A_sw,long,min	minimal area of shear reinforcement from maximum longitudinal spacing 9.2.2(6)
A_sw,trans,min	minimal area of shear reinforcement from maximum transverse spacing 9.2.2(8)
A_sw,ρ,min	minimal area of shear reinforcement from minimal ratio 9.2.2(5)
A_sw,tor,min)	minimal area of shear reinforcement for torsion 9.2.3(3)

Minimal area of shear reinforcement from maximum longitudinal spacing 9.2.2(6)

Based on maximum longitudinal spacing of shear links which is defined in clause 9.2.2(6).

A_sw,long,min = 1 / s_l,max ∙ π ∙ ϕ² / 4 ∙ n_s

where

s_l,max	Maximum longitudinal spacing of shear links according to clause 9.2.2(6)
ϕ	Diameter of shear reinforcement
n_s	Number of cuts in one shear link

Minimal area of shear reinforcement from maximum transverse spacing 9.2.2(8)

Based on formula 9.8N from EN 1992-1-1

s_st,max,lim = min(Coeff_st,max,A ∙ d; Coeff_st,max,B)

Where

Coeff_st,max,A	First coefficient for maximal allowed transverse spacing, can be changed in National annex setting. Default value 0,75
Coeff_st,max,B	Second coefficient for maximal allowed transverse spacing, can be changed in National annex setting. Default value 0,6 m
d	Effective height of cross-section recalculated to the shear forces resultant

Final minimal area is calculated by

A_sw,trans,min = 1 / s_st,max,lim ∙ π ∙ ϕ² / 4 ∙ n_s

where

s_l,max	Maximum longitudinal spacing of shear links according to clause 9.2.2(6)
ϕ	Diameter of shear reinforcement
n_s	Number of cuts in one shear link

Minimal area of shear reinforcement from minimal ratio 9.2.2(5)
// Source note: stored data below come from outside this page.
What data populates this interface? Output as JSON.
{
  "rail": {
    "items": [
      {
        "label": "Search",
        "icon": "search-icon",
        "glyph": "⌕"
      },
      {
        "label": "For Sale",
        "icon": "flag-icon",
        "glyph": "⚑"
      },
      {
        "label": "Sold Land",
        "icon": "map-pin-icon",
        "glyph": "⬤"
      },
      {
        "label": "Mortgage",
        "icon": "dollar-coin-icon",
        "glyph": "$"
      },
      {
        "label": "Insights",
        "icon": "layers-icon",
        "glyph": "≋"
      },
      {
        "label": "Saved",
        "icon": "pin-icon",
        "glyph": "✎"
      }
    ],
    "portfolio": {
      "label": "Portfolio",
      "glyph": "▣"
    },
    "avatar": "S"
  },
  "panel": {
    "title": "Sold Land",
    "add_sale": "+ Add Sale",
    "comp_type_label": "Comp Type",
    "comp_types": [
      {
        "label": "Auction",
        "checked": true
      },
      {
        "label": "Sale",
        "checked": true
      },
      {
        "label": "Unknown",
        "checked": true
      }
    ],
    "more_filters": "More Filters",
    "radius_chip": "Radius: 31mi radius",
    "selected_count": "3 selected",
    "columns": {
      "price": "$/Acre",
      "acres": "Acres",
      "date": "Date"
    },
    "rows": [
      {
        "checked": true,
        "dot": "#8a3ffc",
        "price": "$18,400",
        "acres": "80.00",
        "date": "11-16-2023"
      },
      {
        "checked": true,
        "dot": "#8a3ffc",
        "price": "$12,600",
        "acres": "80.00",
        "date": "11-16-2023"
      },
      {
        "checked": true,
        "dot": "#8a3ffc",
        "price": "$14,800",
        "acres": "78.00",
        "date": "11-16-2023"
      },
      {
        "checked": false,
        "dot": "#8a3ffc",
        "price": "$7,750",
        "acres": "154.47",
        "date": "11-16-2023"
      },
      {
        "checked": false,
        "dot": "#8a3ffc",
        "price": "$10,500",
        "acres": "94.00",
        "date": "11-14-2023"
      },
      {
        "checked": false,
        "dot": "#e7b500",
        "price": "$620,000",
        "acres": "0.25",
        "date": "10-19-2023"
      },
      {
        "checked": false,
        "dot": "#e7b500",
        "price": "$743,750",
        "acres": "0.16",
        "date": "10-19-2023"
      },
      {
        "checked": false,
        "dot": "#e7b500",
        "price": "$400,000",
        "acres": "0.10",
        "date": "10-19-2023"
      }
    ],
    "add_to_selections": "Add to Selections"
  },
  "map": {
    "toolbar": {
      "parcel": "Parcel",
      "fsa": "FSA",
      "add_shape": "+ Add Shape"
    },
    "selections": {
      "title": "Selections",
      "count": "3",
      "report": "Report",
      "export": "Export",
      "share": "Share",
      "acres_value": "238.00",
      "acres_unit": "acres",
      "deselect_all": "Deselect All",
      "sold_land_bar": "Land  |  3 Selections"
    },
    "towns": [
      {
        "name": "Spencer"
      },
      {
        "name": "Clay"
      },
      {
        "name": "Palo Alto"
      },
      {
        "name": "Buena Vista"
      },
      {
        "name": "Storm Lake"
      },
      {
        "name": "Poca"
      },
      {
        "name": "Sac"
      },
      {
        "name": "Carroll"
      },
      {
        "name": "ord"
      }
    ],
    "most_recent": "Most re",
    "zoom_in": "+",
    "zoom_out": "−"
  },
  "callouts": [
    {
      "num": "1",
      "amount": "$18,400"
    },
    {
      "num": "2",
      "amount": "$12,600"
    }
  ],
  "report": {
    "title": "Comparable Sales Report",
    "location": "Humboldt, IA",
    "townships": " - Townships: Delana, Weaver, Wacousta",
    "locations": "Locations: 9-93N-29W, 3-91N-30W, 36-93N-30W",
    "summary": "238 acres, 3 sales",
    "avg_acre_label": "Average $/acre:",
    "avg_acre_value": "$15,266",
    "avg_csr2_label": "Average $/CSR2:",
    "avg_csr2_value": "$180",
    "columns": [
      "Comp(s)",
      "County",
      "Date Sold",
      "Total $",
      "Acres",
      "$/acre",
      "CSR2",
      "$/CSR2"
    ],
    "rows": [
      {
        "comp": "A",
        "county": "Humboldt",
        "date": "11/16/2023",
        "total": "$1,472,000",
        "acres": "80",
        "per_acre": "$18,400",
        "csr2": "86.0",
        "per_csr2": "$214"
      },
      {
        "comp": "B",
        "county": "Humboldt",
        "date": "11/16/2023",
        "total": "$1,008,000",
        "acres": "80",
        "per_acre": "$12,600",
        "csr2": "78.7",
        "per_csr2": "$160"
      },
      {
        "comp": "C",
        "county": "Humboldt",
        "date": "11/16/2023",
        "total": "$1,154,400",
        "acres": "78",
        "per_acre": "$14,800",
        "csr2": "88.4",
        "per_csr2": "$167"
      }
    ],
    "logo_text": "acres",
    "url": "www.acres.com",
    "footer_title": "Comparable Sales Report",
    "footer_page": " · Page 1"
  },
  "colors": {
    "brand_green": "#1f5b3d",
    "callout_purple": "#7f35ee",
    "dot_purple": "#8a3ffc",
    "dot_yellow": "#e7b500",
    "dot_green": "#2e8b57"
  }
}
Based on formula 9.5N from EN 1992-1-1

ρ_w,min = Coeff_ρw,min ∙ √f_ck / f^ywk

where

Coeff_ρw,min	Coefficient for minimal ratio, can be changed in National annex setting. Default value 0,08
f_ck	Characteristic cylinder concrete strength in [MPa]
f^ywk	Characteristic yield strength of shear reinforcement in [MPa]

Final minimal area is calculated by

A_sw,ρ,min = ρ_w,min ∙ b_w ∙ sin α

where

ρ_w,min	Minimal shear reinforcement ratio according to clause 9.2.2(5)
b_w	Minimum width of cross-section in tensile area
α	Angle of stirrup links - 90 ° for vertical stirrups

Minimal area of shear reinforcement for torsion 9.2.3(3)

Based on statement from clause 9.2.3(3) from EN 1992-1-1. It can be transformed to formula

s_sl,tor,max = min(u / 8; s_l,max; b_min)

where

u	Outer perimeter of equivalent thin-walled cross-section
s_l,max	Maximum longitudinal spacing of shear links according to clause 9.2.2(6)
b_min	Lesser dimension of the beam cross-section

Final minimal area is calculated by

A_sw,tor,min = 1 / s_sl,tor,max ∙ π ∙ ϕ² / 4 ∙ n_s,tor

where

s_sl,tor,max	Maximum longitudinal spacing of shear links for torsion according to clause 9.2.3(3)
ϕ	Diameter of shear reinforcement
n_s,tor	Number of cuts effective on torsion (for normal stirrups (type of stirrup = Single) n_s,tor = 1)

Minimal area of shear reinforcement for torsion is calculated only when torsion force is presented in the section.

The values of coefficients or calculation procedures used in all detailing provisions can be modified by National annexes, for details see "National annexes theoretical background".